The economy is expected to advance at a pace of at least 2 percent for the remainder of 2017, putting it technically above its potential. (Potential output is the maximum amount of goods and services the economy can produce when it is at full capacity.) Earlier this year, the Congressional Budget Office published its baseline projections for the economy. The CBO projects an increase in real (inflation-adjusted) potential output of 1.9 percent for the year. Although potential output is difficult to measure, it plays a central role in guiding monetary policy. When unemployment falls and actual output exceeds potential, prices should rise since more workers with jobs will increase spending and create upward pressure on inflation and wages.

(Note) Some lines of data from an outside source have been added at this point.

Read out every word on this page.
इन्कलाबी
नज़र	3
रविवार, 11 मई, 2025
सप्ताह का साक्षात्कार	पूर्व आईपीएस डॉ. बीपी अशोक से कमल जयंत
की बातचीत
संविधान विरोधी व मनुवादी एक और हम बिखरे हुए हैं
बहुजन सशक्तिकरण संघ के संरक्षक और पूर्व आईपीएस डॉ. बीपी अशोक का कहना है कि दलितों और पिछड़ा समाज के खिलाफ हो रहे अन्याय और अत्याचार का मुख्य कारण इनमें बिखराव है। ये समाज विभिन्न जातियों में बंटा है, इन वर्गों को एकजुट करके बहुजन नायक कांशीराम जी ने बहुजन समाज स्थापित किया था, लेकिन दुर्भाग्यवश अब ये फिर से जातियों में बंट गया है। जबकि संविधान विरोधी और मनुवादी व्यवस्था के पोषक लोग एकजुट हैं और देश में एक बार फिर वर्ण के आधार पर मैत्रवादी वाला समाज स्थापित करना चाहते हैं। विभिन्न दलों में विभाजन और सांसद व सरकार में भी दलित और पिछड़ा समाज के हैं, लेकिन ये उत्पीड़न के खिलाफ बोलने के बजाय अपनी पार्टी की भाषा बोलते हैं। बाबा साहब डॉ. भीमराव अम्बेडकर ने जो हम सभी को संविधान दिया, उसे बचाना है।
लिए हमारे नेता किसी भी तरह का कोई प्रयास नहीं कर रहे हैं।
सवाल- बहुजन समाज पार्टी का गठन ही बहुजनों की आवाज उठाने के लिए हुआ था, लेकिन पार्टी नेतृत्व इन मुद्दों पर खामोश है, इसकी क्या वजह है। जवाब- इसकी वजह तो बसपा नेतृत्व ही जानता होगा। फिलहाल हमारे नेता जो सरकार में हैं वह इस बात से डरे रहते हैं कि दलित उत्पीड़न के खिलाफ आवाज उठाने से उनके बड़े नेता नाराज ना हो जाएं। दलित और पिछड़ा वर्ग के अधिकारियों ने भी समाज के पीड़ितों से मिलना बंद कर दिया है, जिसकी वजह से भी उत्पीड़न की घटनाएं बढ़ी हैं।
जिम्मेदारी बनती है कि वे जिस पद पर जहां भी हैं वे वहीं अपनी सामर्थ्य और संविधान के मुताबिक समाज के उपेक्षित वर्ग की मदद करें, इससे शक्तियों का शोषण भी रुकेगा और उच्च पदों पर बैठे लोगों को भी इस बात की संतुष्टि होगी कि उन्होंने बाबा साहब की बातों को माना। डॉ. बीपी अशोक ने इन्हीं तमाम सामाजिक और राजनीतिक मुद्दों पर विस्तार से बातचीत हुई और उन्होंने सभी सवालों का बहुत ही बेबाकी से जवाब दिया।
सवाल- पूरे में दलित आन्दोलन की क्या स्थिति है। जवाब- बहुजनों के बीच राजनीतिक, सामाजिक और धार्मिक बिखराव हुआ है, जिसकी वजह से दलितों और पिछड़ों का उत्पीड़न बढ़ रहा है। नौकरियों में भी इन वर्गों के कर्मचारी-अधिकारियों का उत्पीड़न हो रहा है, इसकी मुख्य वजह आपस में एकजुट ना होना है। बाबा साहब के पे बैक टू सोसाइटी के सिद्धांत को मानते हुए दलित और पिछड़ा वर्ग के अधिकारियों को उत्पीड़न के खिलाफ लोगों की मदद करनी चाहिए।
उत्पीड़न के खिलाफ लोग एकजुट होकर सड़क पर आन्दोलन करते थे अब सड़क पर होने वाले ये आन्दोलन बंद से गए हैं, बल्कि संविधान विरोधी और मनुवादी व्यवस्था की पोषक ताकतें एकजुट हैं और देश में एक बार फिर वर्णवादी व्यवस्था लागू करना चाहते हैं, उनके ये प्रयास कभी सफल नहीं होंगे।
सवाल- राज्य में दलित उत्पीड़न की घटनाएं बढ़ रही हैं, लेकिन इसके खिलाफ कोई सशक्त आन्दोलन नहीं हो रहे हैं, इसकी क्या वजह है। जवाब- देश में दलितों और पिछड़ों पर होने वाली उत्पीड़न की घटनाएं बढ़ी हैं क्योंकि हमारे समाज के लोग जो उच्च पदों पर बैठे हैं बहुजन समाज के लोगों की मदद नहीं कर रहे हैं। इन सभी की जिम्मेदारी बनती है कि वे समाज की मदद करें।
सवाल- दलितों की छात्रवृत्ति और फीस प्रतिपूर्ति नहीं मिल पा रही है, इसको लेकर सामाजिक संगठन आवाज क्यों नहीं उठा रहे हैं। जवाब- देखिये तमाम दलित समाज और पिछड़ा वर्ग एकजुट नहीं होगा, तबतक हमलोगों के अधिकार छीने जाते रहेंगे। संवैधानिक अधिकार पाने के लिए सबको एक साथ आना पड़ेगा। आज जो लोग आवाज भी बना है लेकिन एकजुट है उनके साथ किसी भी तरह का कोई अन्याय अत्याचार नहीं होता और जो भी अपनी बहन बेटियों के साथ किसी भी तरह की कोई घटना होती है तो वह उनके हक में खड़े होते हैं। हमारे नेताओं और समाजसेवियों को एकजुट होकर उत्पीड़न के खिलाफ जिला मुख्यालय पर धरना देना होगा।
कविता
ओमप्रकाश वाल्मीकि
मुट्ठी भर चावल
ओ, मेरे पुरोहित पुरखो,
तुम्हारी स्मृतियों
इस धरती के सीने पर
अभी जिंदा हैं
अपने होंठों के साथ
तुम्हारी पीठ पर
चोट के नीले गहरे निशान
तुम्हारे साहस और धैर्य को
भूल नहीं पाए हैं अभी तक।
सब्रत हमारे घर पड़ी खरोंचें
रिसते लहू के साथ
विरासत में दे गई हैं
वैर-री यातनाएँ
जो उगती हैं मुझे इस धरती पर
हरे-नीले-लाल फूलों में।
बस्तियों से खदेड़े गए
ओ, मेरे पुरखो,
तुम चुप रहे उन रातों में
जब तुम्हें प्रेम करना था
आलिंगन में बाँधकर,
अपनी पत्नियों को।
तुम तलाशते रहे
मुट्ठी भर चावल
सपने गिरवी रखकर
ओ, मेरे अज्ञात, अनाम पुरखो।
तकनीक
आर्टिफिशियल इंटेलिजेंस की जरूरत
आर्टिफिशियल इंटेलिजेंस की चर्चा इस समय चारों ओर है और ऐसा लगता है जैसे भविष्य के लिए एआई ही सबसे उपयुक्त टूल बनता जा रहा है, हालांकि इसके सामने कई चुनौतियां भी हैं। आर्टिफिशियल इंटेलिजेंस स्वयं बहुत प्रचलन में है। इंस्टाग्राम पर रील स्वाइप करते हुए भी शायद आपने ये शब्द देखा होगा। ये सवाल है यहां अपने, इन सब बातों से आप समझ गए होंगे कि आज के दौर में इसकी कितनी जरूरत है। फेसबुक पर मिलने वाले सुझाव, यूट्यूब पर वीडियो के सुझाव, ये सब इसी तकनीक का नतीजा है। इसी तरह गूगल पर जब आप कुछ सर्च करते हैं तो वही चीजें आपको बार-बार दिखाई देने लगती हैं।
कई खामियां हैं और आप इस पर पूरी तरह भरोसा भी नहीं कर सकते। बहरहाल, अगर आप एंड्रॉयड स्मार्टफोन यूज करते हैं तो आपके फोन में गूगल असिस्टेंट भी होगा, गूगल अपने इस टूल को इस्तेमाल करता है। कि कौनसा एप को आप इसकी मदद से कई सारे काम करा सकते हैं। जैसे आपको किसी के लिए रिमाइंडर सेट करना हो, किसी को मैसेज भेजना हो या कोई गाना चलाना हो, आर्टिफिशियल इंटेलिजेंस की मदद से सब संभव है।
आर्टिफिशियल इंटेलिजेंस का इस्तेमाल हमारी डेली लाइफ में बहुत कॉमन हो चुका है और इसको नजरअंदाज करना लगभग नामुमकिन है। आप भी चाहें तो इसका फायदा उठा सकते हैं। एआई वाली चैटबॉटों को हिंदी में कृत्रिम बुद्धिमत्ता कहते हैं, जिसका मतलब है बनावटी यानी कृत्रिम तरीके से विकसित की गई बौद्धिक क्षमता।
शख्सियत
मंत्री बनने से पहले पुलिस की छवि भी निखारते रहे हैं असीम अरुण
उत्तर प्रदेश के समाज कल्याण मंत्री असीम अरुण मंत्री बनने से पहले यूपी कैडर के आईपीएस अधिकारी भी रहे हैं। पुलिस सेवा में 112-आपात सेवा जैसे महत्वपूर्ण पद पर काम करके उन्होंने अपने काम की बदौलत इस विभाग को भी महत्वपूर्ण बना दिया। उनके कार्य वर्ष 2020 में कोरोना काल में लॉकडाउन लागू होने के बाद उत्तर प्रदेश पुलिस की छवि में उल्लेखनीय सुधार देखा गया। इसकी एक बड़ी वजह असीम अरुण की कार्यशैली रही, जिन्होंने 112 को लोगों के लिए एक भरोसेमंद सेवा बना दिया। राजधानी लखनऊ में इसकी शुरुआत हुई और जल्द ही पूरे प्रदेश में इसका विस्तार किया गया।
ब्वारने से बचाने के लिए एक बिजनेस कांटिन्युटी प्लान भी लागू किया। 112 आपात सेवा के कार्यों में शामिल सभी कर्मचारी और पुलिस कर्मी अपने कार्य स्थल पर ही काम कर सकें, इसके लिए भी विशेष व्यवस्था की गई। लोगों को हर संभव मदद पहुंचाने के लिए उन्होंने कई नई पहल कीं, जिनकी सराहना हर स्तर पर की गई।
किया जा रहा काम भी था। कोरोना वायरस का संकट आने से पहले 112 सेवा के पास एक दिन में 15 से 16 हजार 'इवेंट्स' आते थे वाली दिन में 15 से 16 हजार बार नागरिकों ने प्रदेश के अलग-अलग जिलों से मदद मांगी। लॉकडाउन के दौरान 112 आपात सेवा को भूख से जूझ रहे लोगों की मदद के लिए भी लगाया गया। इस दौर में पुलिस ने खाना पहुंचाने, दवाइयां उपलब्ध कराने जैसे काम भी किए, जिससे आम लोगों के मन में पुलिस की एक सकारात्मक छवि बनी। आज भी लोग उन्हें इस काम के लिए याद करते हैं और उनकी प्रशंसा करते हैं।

Federal Reserve officials use potential output to gauge the pace of inflation and decide on policy. They are currently attempting to “normalize” interest rates (get the short-term Fed Funds rate up to a normal 3 percent level from the current 1.25 percent) while the economy is in fundamentally solid shape. But U.S. unemployment is near its 16-year low (below what many economists consider full employment), inflation is stubbornly below the Fed’s 2 percent target for the last several months and wage growth is significantly below what is normally evident at full employment. This situation has become a vexing problem for the Fed, and these unusual developments will remain center stage for the second half of the year. The critical question facing Fed officials is whether to raise rates in anticipation of inflation yet to come or to wait to see inflation move up before taking action. Our view is that lower inflation is expected in the near term and suggests that the next rate hike will be in December.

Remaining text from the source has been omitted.